According to The Trentonian, anglers in the Bensalem area are being warned once again a year after a northern snakehead was caught there.
Officials in Bucks County are urging people to kill northern snakeheads, often referred to as "Frankenfish," that they say are still lurking throughout the area, the paper said.
Snakeheads are native to Asia and have gained a troubling reputation in the United States because they are highly adaptable predators, as Pennsylvania's Fish and Boat Commission described.

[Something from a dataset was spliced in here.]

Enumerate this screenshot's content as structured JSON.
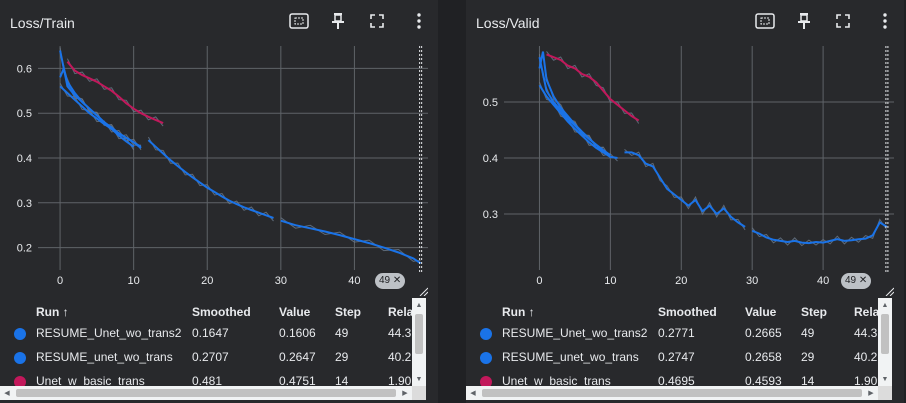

The Trentonian noted they can breathe air for short periods, survive out of water longer than many fish, and feed on a wide range of prey, including smaller fish, frogs, and crustaceans.
Officials are therefore urging anglers not to return these fish to the water alive, since even one catch can suggest an invasive species is moving into a creek, pond, or river system where it does not belong, the paper said.
Bensalem is up in the Delaware River drainage. Honestly, I don't see how they expect to keep Snakehead out of that system. Snakeheads are now endemic in the freshwaters of Maryland's Eastern Shore. At the head of those waters, it's just a hop, skip, and a determined wriggle across to streams of the Delaware system.